Anti-Semitism on Campus II

, Diane R. Macedo, Leave a comment

There is another school of thought that believes that neither the toleration by academia nor the lack of University statements is the problem. The real problem is the double standard to which these schools adhere. This point is illustrated in the [Tolerating Intolerance]video by Tammi Rossman-Benjamin of [the University of California at] UC Santa Cruz as she recounts what happened when the university’s Women’s Studies Department sponsored Heidi Epstein to speak. Epstein, a Holocaust survivor, went to Palestine as a member of the International Solidarity Movement, which, according to its website, is a “Palestinian-led movement committed to resisting the Israeli occupation of Palestinian land…” Epstein frequently compares Israel to a Nazi state.

The problem for Rossman-Benjamin however, is not that Epstein was invited to speak at the university but what took place afterwards:

Two weeks later a faculty group that I am affiliated with brought a journalist, an Arab journalist named Nonie Darwish, a woman who was speaking about the Arab-Israeli conflict from a woman’s perspective, a perspective which, it seemed to us, would actually bring much interest to a women’s studies department…

Darwish, raised in the Gaza Strip, lost her father, an anti-Israeli terrorist, when he was killed in the jihad against Israel. While her father became a martyr and hero in the eyes of the Jihadists, Nonie blamed the jihad and anti-Semitism for her father’s death. She has since become a well-known scholar who speaks about the Arab-Israeli conflict and opposes the culture of jihad and terrorism in the Middle East. With this in mind, Tammi Rossman-Benjamin thought that a speech by Darwish would be a perfect complement to the Epstein lecture. As Rossman-Benjamin explains, however:

We asked the Women’s Studies Department if, in the name of balance and academic fairness, and to bring a different perspective to what should be the free market of ideas…if they would agree to co-sponsor Nonie Darwish and they refused.”

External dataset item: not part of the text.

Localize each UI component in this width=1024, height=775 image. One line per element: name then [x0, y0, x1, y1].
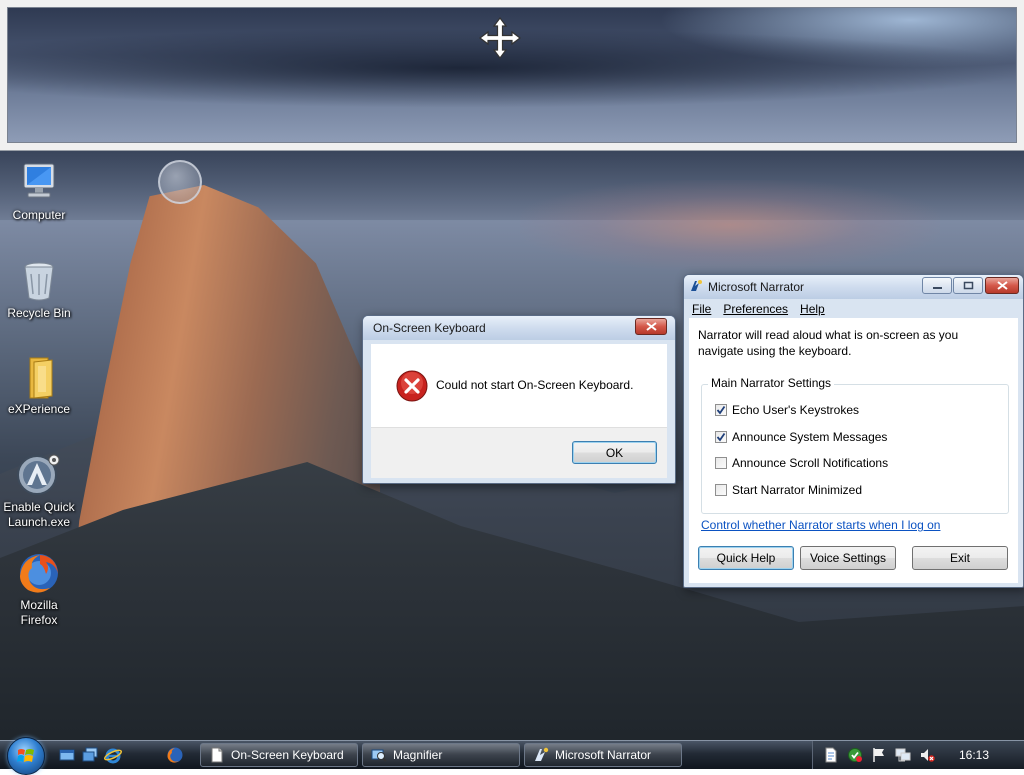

It’s not merely the lack of balance in the types of on-campus speakers that irritates Tammi Rossman-Benjamin, however. The treatment of the few pro-Israeli lecturers that actually are invited to speak at UC Santa Cruz is another part of this double standard. She states as an example:

In March of 2005 our faculty group brought Itamar Marcus who’s the director of Palestinian Media Watch to our campus. It’s an organization that monitors all of the Palestinian media:
the television, the radio, the newspapers, the textbooks, to see the perspective within the Palestinian society that they put forth about Israel. When we put up flyers to advertise our talk the flyers were defaced with hate-speech and they were pulled down. Students even witnessed one professor, a woman who is a professor of the Community Studies Department and also a steering committee member of Center for Justice, Tolerance and Community, pull down one of our flyers…so everybody else has free speech…but when we try to bring a balancing perspective our free speech is neither supported nor respected nor tolerated.

So it seems that Tolerating Intolerance: Hate Speech on Campus, did its job of convincing the New York audience [at the documentary’s New York City screening] that anti-Israeli hate speech on college campuses is in fact a problem. By illustrating the various perspectives on what makes the speech on campus problematic, however, the video made it difficult to understand which message Stand With Us is trying to convey. Is hate speech not free speech? Should laws cease to protect speech that, as the video states, prevents students from feeling “comfortable” (a word disliked by the audience), on campus or as is stated by Vice Chancellor of UC Irvine, Manuel Gomez, is “more speech the anti-dote to free speech?” Should we be concerned not with stifling hate speech, but with allowing more pro-Israeli speakers to bring balance to the discussion?

With the September 19th audience’s constructive criticism in mind, the members of Stand With Us will re-enter the editing room hoping to emerge with a final product that will better answer all of these questions and more efficiently aid in improving the Jewish image on today’s college campuses.

Diane R. Macedo is a freelance writer in New York City.